Quite frankly, the Law360 model is pretty brilliant, even if it causes the average blood pressure of law librarians to increase 10% at the mere mention of their name. Get attorneys to write articles, charge them and their peers to read those articles, and then stroke their egos while simultaneously playing on their insecurities. I can’t think of a better business model.

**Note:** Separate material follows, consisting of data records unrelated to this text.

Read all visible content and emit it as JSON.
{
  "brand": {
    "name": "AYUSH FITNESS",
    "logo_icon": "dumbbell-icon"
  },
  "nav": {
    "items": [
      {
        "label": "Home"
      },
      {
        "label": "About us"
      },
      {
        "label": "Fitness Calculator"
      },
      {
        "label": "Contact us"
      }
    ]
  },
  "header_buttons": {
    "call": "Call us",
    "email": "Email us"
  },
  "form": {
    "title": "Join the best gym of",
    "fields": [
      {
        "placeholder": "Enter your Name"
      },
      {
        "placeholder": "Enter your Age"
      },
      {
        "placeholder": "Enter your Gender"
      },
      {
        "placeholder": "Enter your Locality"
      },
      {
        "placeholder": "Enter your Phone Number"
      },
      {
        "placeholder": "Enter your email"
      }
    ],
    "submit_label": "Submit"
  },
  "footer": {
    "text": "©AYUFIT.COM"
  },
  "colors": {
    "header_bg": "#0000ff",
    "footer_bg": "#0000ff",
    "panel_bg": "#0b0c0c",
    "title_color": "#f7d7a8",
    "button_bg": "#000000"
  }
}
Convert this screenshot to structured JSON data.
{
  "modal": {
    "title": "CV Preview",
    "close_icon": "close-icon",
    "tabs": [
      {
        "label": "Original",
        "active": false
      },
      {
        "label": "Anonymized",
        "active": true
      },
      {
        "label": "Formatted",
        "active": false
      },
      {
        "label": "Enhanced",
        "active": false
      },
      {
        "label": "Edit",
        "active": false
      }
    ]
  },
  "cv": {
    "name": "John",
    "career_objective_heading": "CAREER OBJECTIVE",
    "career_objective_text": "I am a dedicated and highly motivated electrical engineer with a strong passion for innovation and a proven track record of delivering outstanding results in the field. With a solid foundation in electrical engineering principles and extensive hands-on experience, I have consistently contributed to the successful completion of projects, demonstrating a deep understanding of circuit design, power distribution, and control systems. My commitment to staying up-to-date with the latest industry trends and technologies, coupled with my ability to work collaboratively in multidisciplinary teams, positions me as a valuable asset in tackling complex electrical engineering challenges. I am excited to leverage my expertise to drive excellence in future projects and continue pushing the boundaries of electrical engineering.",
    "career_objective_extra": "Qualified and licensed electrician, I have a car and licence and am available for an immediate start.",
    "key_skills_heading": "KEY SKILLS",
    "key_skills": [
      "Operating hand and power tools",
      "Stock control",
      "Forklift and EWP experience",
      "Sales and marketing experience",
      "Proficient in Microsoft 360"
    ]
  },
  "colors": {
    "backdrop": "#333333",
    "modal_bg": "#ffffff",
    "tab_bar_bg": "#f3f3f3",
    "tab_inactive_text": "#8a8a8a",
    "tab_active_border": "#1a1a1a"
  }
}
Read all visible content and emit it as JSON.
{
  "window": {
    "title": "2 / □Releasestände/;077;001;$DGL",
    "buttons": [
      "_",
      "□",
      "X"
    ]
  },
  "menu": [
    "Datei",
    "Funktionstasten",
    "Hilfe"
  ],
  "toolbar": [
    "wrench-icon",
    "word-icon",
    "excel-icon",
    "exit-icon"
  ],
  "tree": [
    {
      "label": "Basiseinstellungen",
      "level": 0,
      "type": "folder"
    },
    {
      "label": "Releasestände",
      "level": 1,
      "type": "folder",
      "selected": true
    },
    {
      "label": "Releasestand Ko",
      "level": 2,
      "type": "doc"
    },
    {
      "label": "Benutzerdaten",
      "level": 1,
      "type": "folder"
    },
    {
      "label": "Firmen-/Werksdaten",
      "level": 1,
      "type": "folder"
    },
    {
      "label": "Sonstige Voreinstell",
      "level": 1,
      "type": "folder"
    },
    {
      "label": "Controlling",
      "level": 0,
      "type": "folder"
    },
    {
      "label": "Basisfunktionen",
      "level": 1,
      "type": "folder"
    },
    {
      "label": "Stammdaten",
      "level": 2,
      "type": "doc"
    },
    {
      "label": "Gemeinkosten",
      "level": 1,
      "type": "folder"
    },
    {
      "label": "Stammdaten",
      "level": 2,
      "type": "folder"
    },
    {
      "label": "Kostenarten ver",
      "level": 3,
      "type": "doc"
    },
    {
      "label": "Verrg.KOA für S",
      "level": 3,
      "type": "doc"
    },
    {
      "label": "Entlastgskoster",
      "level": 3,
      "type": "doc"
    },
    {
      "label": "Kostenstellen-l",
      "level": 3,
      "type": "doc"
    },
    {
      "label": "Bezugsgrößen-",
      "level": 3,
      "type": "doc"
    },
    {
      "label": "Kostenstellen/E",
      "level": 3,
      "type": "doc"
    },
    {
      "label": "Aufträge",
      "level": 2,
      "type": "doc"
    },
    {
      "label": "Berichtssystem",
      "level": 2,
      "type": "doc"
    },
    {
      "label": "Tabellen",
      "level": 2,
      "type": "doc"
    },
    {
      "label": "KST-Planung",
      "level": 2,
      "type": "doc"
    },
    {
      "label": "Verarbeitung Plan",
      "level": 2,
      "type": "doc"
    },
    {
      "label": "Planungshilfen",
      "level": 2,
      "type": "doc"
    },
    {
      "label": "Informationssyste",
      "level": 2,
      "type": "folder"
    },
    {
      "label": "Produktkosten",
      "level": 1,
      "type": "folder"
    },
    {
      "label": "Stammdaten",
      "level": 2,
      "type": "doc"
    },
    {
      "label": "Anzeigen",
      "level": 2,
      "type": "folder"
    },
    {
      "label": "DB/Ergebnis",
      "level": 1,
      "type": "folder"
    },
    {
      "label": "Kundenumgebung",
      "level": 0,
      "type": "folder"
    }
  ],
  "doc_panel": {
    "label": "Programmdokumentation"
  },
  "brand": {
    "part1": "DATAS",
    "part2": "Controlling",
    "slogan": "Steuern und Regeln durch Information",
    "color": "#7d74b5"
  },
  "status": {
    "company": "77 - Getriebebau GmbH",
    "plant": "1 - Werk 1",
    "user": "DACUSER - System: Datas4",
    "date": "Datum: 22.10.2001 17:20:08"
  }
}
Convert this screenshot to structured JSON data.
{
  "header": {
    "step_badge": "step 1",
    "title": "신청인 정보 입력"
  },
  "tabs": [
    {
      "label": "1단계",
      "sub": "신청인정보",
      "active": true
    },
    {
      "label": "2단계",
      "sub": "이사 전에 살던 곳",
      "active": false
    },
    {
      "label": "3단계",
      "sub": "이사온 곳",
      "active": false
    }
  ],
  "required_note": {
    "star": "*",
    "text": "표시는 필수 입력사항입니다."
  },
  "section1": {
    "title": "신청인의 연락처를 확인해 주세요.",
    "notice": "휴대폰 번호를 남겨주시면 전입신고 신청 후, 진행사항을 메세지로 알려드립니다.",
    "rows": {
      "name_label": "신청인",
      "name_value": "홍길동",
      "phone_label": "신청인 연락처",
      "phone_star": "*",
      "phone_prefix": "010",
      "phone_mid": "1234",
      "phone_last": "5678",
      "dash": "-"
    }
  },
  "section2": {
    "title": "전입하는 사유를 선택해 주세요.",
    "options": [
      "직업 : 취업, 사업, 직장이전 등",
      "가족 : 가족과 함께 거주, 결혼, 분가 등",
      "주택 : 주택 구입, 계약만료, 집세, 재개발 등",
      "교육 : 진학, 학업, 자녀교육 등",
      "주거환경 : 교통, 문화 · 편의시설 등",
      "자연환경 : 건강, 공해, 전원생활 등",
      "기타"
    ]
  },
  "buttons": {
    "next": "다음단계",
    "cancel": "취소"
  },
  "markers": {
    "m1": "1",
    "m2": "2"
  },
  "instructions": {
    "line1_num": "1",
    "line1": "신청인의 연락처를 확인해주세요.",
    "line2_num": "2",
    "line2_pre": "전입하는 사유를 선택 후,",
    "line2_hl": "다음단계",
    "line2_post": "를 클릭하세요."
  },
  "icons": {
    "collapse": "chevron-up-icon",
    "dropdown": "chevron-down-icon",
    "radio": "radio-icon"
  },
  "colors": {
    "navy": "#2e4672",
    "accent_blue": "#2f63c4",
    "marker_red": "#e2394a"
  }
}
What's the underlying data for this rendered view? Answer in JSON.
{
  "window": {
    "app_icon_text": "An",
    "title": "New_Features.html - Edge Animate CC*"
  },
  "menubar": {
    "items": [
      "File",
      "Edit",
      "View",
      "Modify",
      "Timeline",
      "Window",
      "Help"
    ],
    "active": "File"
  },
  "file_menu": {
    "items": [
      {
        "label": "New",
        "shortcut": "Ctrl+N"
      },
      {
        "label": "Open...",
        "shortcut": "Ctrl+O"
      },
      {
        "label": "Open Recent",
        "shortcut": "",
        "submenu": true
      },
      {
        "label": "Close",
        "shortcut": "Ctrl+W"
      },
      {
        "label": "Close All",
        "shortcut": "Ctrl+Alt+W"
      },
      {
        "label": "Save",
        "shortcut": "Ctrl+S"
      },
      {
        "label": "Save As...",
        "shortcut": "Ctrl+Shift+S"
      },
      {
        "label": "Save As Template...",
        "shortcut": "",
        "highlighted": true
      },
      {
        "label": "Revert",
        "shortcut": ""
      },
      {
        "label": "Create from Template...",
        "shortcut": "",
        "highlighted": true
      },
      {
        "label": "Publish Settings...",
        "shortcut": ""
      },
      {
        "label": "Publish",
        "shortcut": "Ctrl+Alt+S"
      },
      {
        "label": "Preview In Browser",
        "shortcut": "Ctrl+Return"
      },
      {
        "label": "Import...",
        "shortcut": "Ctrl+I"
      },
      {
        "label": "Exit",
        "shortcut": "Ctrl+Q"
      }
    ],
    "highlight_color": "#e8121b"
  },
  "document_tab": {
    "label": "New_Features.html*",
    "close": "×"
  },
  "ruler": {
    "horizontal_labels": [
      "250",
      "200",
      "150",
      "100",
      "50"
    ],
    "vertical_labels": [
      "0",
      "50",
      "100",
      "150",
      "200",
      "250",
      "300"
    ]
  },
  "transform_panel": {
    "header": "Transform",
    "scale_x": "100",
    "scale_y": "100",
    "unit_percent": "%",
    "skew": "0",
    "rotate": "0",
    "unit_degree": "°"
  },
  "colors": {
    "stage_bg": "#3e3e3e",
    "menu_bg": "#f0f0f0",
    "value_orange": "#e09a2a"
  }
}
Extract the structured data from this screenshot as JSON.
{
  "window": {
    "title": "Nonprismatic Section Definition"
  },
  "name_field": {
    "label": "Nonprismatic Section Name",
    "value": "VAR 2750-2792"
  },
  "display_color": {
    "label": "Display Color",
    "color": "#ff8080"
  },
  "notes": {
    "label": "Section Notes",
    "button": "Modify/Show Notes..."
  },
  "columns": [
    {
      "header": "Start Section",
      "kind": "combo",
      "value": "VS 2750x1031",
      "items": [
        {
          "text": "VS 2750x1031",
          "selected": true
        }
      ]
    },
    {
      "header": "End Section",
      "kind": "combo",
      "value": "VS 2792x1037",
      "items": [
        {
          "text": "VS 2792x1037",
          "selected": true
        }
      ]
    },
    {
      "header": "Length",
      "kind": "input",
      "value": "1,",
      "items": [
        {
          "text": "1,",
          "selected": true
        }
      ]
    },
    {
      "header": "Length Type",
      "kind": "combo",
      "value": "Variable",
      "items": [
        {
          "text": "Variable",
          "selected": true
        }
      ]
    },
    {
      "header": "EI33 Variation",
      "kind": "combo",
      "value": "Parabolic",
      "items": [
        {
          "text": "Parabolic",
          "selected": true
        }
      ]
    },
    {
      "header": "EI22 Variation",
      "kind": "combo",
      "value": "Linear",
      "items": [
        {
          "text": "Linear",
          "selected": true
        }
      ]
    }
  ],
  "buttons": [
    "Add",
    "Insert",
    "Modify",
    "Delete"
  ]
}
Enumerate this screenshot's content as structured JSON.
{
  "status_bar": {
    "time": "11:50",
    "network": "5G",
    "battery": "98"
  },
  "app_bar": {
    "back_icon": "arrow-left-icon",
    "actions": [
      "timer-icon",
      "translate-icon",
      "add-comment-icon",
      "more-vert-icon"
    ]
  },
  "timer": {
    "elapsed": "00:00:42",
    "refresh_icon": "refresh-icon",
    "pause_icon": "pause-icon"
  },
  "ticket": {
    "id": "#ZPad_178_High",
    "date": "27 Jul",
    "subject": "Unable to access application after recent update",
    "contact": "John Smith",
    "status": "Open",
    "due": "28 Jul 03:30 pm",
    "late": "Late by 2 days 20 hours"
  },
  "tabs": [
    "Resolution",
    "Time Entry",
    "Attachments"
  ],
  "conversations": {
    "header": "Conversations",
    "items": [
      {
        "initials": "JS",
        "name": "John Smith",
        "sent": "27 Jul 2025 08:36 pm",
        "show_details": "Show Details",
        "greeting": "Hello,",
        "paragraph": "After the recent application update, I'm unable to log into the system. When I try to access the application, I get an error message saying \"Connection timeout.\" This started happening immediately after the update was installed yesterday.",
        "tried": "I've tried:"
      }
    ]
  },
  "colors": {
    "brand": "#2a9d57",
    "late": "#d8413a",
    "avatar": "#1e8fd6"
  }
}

Factor in some of the outrageous price increases they have charged to law firms, and you’ve got something that Steve Jobs would have been proud of.

To be fair to Law360, and its now parent organization, LexisNexis, they do put out a very good product. I would bet that if you did a cost analysis of what you pay per article read by a lawyer, that the average cost per article for Law360 is significantly less than what you pay per read article from BNA or CCH. I don’t have hard stats on that, so I’m going with my gut and my previous experiences. I’ve heard many librarians say that they tell their attorneys that most of the articles (or at least the substance of those articles) they see in Law360 will show up in the next few days in other publications, so that they can wait until it shows up in either a free product or a subscription that the firm already owns. As many of us know, lawyers don’t usually like being told to wait a few days. In those few days all of their peers at other firms (who obviously already subscribe to Law360) will gain a competitive advantage over them and will steal all of their clients away because the peers know something that they don’t!! Wait?? If we wait, we lose!! We need to subscribe now!!!

Law360… you are brilliant!

This is the point at which the law librarian opens the side drawer on his desk and takes his blood pressure medication and counts the days to retirement.